Лакшин, по мнению Константина Игоревича, „несправедливо предъявляет к Солженицыну те же самые требования, которые он может предъявить к Дементьеву, к Твардовскому, даже к Копелеву, совершенно не учитывая, что Солженицын смотрел на вещи с другой точки зрения. Ведь Солженицын чувствовал себя волком, которого травит стая собак! И чувствовал совершенно искренне. А у волка, за которым гонятся собаки, совершенно естественно, другой кругозор, и другая точка зрения, и свои субъективные оценки. Для того, чтобы понять Солженицына, нужно самому пожить — как у Лакшина никогда не было — десяток, а то и больше лет в состоянии постоянного страха. Это ничего общего не имеет с трусостью. Это — особенность ситуации человека. Особенно — человека гонимого и загнанного в угол судьбой. Это — постоянное напряжение и постоянное ожидание того, что будет нанесен удар. Страх постепенно становится манией преследования. Человек умом своим корректирует это: он не показывает вида, он смеется, и даже он бодро держится, совершает смелые поступки, но в подсознании — духовный стереотип страха. От этого никуда не денешься, поэтому иногда этот человек может совершать самые несообразные поступки. Это ничего общего не имеет с холодными рассуждениями того же Лакшина, который в своей жизни ничего подобного не испытывал. Человек, который десяток лет привык быть настороже, остается настороже до самого конца своего, даже когда фактически опасности нет никакой, когда она миновала“.

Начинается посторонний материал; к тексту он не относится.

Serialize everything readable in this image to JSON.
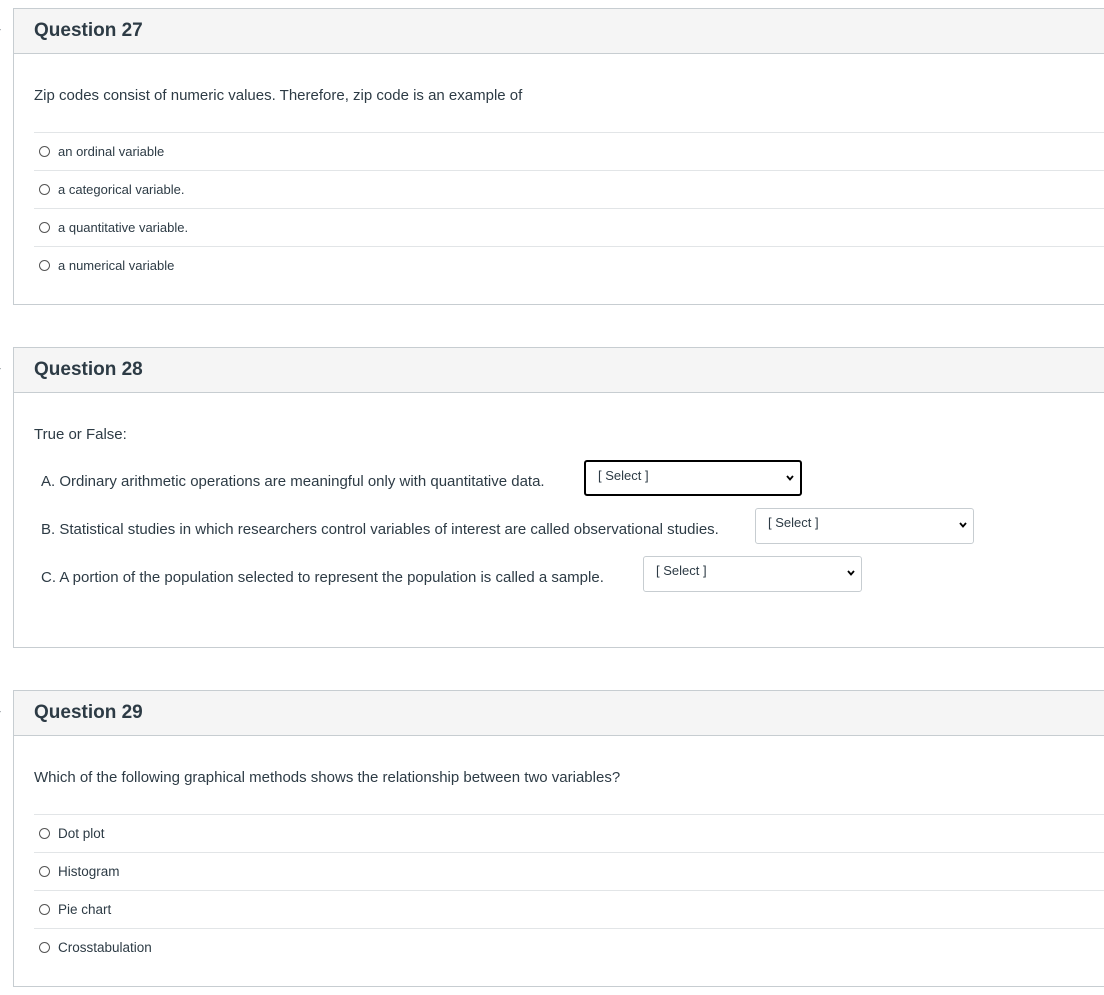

Константин Игоревич говорит еще вещи, которые я уж никак не ожидала от него услышать: „Для меня ясно, что Солженицын — фигура трагическая. Разве это не трагедия? Поставить себя, свою жизнь, все свои помыслы, идеалы, мечты служению одной цели — что-то сказать, куда-то позвать, сделать что-то великое и доброе для народа, — и быть полностью изолированным, полностью отрезанным от народа. (…) К этому присоединится, несомненно, и трагедия совести. Я не знаю, будет ли у Солженицына время или судьба не отпустит ему такого количества времени, чтобы в один прекрасный день сесть, оглянуться назад, посмотреть, и чтобы его совести стало страшно: сколько бессовестного он, в общем-то, в своей жизни натворил. В любом случае это будет трагедией посмертной, если последующие поколения произнесут свой приговор над моралью и совестью Солженицына“.

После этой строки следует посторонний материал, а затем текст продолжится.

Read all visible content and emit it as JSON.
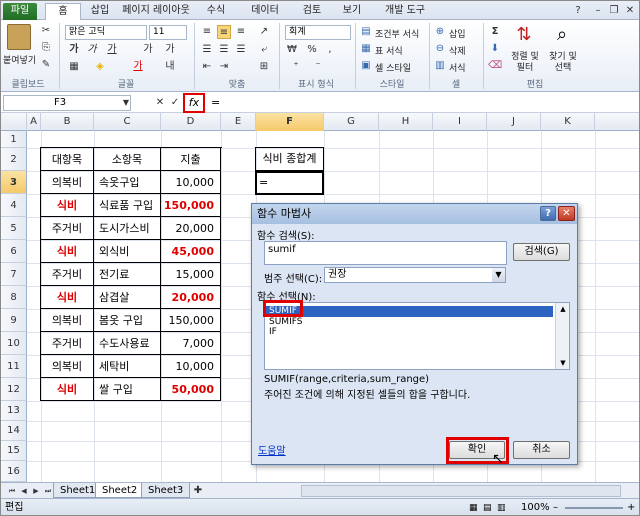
{
  "tabs": [
    "파일",
    "홈",
    "삽입",
    "페이지 레이아웃",
    "수식",
    "데이터",
    "검토",
    "보기",
    "개발 도구"
  ],
  "ribbon": {
    "paste": "붙여넣기",
    "font_name": "맑은 고딕",
    "font_size": "11",
    "number_format": "회계",
    "cond_format": "조건부 서식",
    "table_format": "표 서식",
    "cell_style": "셀 스타일",
    "insert": "삽입",
    "delete": "삭제",
    "format": "서식",
    "sort_filter": "정렬 및 필터",
    "find_select": "찾기 및 선택",
    "groups": [
      "클립보드",
      "글꼴",
      "맞춤",
      "표시 형식",
      "스타일",
      "셀",
      "편집"
    ]
  },
  "formula_bar": {
    "name_box": "F3",
    "fx": "fx",
    "content": "="
  },
  "columns": [
    "A",
    "B",
    "C",
    "D",
    "E",
    "F",
    "G",
    "H",
    "I",
    "J",
    "K"
  ],
  "rows": [
    "1",
    "2",
    "3",
    "4",
    "5",
    "6",
    "7",
    "8",
    "9",
    "10",
    "11",
    "12",
    "13",
    "14",
    "15",
    "16"
  ],
  "table": {
    "headers": [
      "대항목",
      "소항목",
      "지출"
    ],
    "rows": [
      {
        "cat": "의복비",
        "sub": "속옷구입",
        "amt": "10,000",
        "hl": false
      },
      {
        "cat": "식비",
        "sub": "식료품 구입",
        "amt": "150,000",
        "hl": true
      },
      {
        "cat": "주거비",
        "sub": "도시가스비",
        "amt": "20,000",
        "hl": false
      },
      {
        "cat": "식비",
        "sub": "외식비",
        "amt": "45,000",
        "hl": true
      },
      {
        "cat": "주거비",
        "sub": "전기료",
        "amt": "15,000",
        "hl": false
      },
      {
        "cat": "식비",
        "sub": "삼겹살",
        "amt": "20,000",
        "hl": true
      },
      {
        "cat": "의복비",
        "sub": "봄옷 구입",
        "amt": "150,000",
        "hl": false
      },
      {
        "cat": "주거비",
        "sub": "수도사용료",
        "amt": "7,000",
        "hl": false
      },
      {
        "cat": "의복비",
        "sub": "세탁비",
        "amt": "10,000",
        "hl": false
      },
      {
        "cat": "식비",
        "sub": "쌀 구입",
        "amt": "50,000",
        "hl": true
      }
    ]
  },
  "summary": {
    "header": "식비 종합계",
    "value": "="
  },
  "dialog": {
    "title": "함수 마법사",
    "search_label": "함수 검색(S):",
    "search_value": "sumif",
    "search_button": "검색(G)",
    "category_label": "범주 선택(C):",
    "category_value": "권장",
    "list_label": "함수 선택(N):",
    "functions": [
      "SUMIF",
      "SUMIFS",
      "IF"
    ],
    "syntax": "SUMIF(range,criteria,sum_range)",
    "description": "주어진 조건에 의해 지정된 셀들의 합을 구합니다.",
    "help_link": "도움말",
    "ok": "확인",
    "cancel": "취소"
  },
  "sheets": [
    "Sheet1",
    "Sheet2",
    "Sheet3"
  ],
  "status": {
    "mode": "편집",
    "zoom": "100%"
  }
}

„А теперь представьте себе, — продолжал Константин Игоревич, — пройдет 20 или 30 лет, а может быть, всего 5 лет (никто не знает, какими путями двинется история), и исследователи займутся изучением общественной мысли нашего времени. При этом в неофициальном подспудном слое один из самых больших,“ широких, плодотворных и глубинных пластов — это Солженицын. И как все с ним произошло, и что было на самом деле — нельзя будет конструировать ни по одному „Теленку“, ни тем более по книге Лакшина. А ведь это кусок, это история интереснейшего литературного журнала, и колоссальная фигура А. Т. Твардовского, и множество других людей, каких-то взаимосвязей, каких-то интересов… Было бы неразумно судить об этом периоде только по свидетельству Солженицына. (…) А так может получиться, если не будет какого-нибудь противовеса, если не будет книги-антагониста».
Константин Игоревич надеется, что мои мемуары смогут быть таким противовесом: «Социальная задача будущей книги — реконструкция многих подлинных событий, о которых никогда не скажет правду ни официальная печать, ни ее противники. О том, как все это начиналось, есть полный резон рассказать человеку, который умеет видеть правду и умеет правдиво писать».
Не слишком ли многого хочет от меня Константин Игоревич? Неужто он всерьез на меня надеется?
Реакция на Западе на «Теленка» была самая разнообразная. 22 июня по радиостанции «Немецкая волна» я прослушала отзывы на книгу. Многие из них отличались обычным для Запада весьма поверхностным пониманием нашей жизни. Но были и серьезные рецензии. Не обходилось, впрочем, и без преувеличений. Так, например, западно-германская социалистическая газета «Форвэрдс» пишет: «Нет в современной мемуарной литературе произведения, сравнимого с этой книгой по стилю повествования или хотя бы похожей по увлекательности. В языковом отношении эта книга — шедевр! Единство, сотканное из миниатюр. По содержанию она — почти детектив».
В швейцарской газете «Националь Цайтунг», выходящей в Базеле, говорится совсем другое: «Эти мемуары, частично увлекательные, частично смертельно скучные, очень часто гнусные, иногда приторно-сентиментальные, а потом сразу заносчивые, разоблачают всю двойственность личности этого писателя. Вторые, к сожалению, преобладают. И это происходит оттого, что автор никого и ничто кроме самого себя не признает».